Accounting Professional Training (APT), is a South African training company that provides a range of professional programs helping the students to qualify as Chartered Accountants.

Problem

Students in APT are engaged in taking exams where they analyze multiple (from 6 to 9) different business cases. Efficient and timely processing and grading of exam scripts is a unique feature of APT business.

However, large-scale quarantine measures imposed in 2020 in most countries led to the new challenge: when a student takes exam from home, it becomes almost impossible to spot and prevent plagiarism. With a typical number of students taking each exam ranging from 1000 to 2500, it is unfeasible to check all pairs of works for possible plagiarism.

This situation is not properly addressed by existing anti-plagiarism solutions, that are focusing on finding parts taken from published sources, for example from scholarly articles, or web resources such as Wikipedia, but not on detecting plagiarism during an online exam. Moreover, with texts often containing ‘natural’ identical parts, for example standard conversational formulas, accounting jargon phrases, and citations from laws, the mission is becoming nearly impossible.

Solution implementation

To address the APT issue, Silk Data experts implemented an antiplagiarism solution based on the document processing and analysis platform.
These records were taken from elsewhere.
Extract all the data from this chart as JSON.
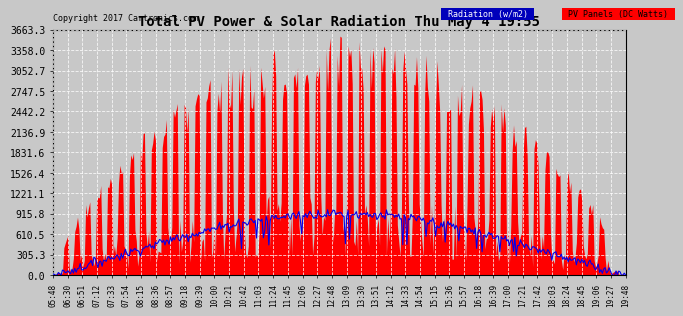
{
  "title": "Total PV Power & Solar Radiation Thu May 4 19:55",
  "copyright": "Copyright 2017 Cartronics.com",
  "legend_radiation": "Radiation (w/m2)",
  "legend_pv": "PV Panels (DC Watts)",
  "ymax": 3663.3,
  "yticks": [
    0.0,
    305.3,
    610.5,
    915.8,
    1221.1,
    1526.4,
    1831.6,
    2136.9,
    2442.2,
    2747.5,
    3052.7,
    3358.0,
    3663.3
  ],
  "background_color": "#c8c8c8",
  "plot_bg": "#c8c8c8",
  "red_color": "#ff0000",
  "blue_color": "#0000ee",
  "n_points": 420,
  "time_labels": [
    "05:48",
    "06:30",
    "06:51",
    "07:12",
    "07:33",
    "07:54",
    "08:15",
    "08:36",
    "08:57",
    "09:18",
    "09:39",
    "10:00",
    "10:21",
    "10:42",
    "11:03",
    "11:24",
    "11:45",
    "12:06",
    "12:27",
    "12:48",
    "13:09",
    "13:30",
    "13:51",
    "14:12",
    "14:33",
    "14:54",
    "15:15",
    "15:36",
    "15:57",
    "16:18",
    "16:39",
    "17:00",
    "17:21",
    "17:42",
    "18:03",
    "18:24",
    "18:45",
    "19:06",
    "19:27",
    "19:48"
  ]
}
The solution consisted of a custom preprocessing of PDF formats used by APT, text comparison engine, and visualization of results for analysis.

To find similar texts, two algorithms were selected: search for verbatim copied pieces of text, based on finding common triplets present in texts, and ‘vector’ or semantic representation of text meaning, aimed on detection of paraphrases. The latter representation is based on Silk Data proprietary Semantic map technology.
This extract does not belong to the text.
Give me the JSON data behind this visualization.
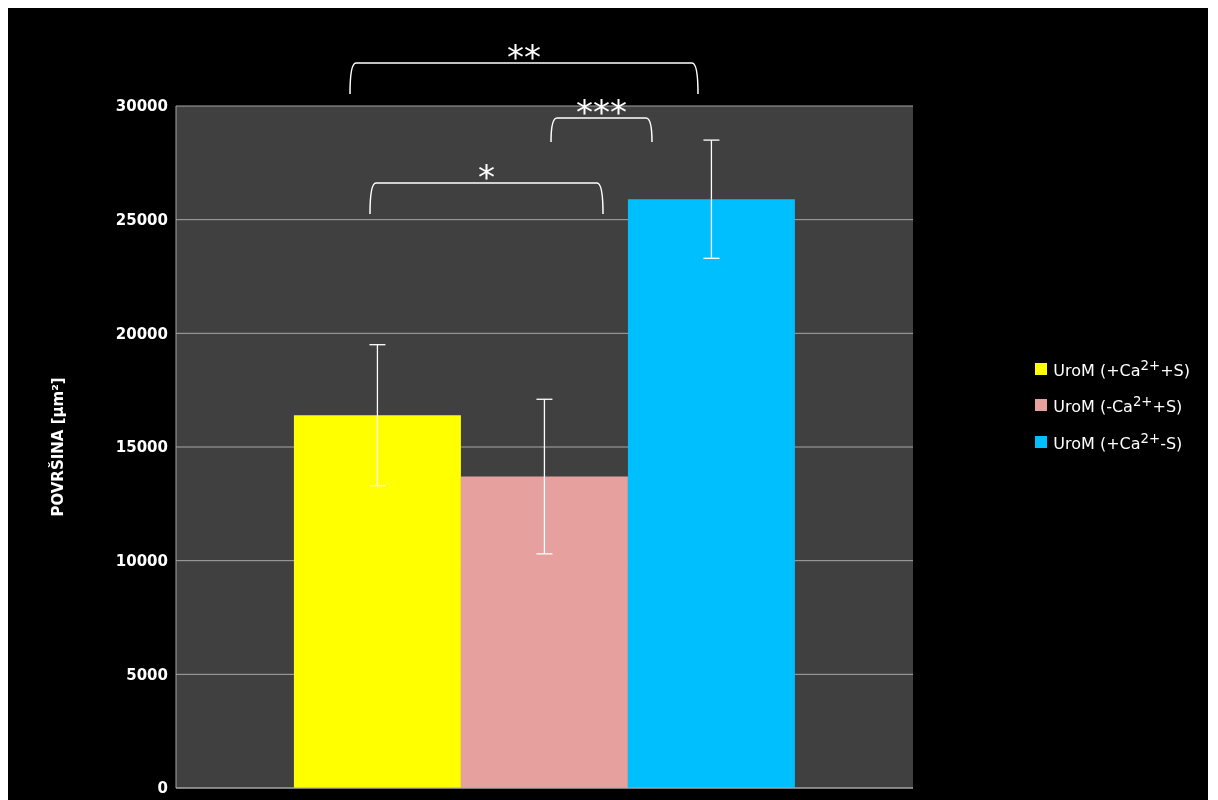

Because the exam scripts may contain legitimate common pieces, the final solution acts more like a filter: it locates suspicious pairs of documents that reach a specified similarity threshold. After such filtering, it only takes a couple of hours for a human professional to manually review 20-30 pairs of documents.
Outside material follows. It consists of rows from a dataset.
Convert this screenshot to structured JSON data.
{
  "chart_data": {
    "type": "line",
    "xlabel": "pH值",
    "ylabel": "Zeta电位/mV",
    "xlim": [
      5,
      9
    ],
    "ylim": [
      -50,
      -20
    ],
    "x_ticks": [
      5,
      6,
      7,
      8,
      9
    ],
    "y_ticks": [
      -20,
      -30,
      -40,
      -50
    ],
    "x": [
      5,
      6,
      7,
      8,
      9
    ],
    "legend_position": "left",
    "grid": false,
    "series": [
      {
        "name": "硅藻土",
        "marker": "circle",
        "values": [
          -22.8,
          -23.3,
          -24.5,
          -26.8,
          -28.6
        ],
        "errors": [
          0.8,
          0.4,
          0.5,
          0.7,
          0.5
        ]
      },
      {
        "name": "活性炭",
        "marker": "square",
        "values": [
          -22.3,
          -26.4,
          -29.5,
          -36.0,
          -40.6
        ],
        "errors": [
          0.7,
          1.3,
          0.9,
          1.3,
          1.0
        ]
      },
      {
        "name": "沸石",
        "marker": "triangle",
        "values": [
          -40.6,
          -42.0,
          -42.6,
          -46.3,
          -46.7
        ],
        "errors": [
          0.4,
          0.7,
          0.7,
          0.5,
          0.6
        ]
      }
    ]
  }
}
Another complication faced during implementing the plagiarism detection system is that different students produce varying document length (typically, from 20 to 55 pages), but the plagiarized parts can be just about a page to be decisive for APT’s evaluation. To address this challenge, the comparison of scripts was performed on pieces of documents: pages for verbatim plagiarism and semantically uniform parts as determined by the custom AI model.

The last major feature of the solution is visualization of results for easier analysis. Different comparison approaches lead to different visualization methods accordingly. Analysis of verbatim plagiarism uses highlighting of common passages of text (is similar to what text processing suites use to compare documents):

Paraphrase detection shows the most similar words (not necessary present in text (see picture below).

(these examples are based on A Corpus of Plagiarised Short Answers, as collected by team of researchers from the University of Sheffield, see http://ir.shef.ac.uk/cloughie/resources/plagiarism_corpus.html)

Outcome

As a result of APT and Silk Data collaboration, APT was able to minimize the involvement of their instructors. Without automated text comparison provided by Silk Data, such analysis was impossible within reasonable timeframes.

The implemented solution can be easily implemented for similar cases in education and professional training. Silk Data technology is mainly task- and language-independent, therefore adapting it to other use-cases will only require support of specific document formats.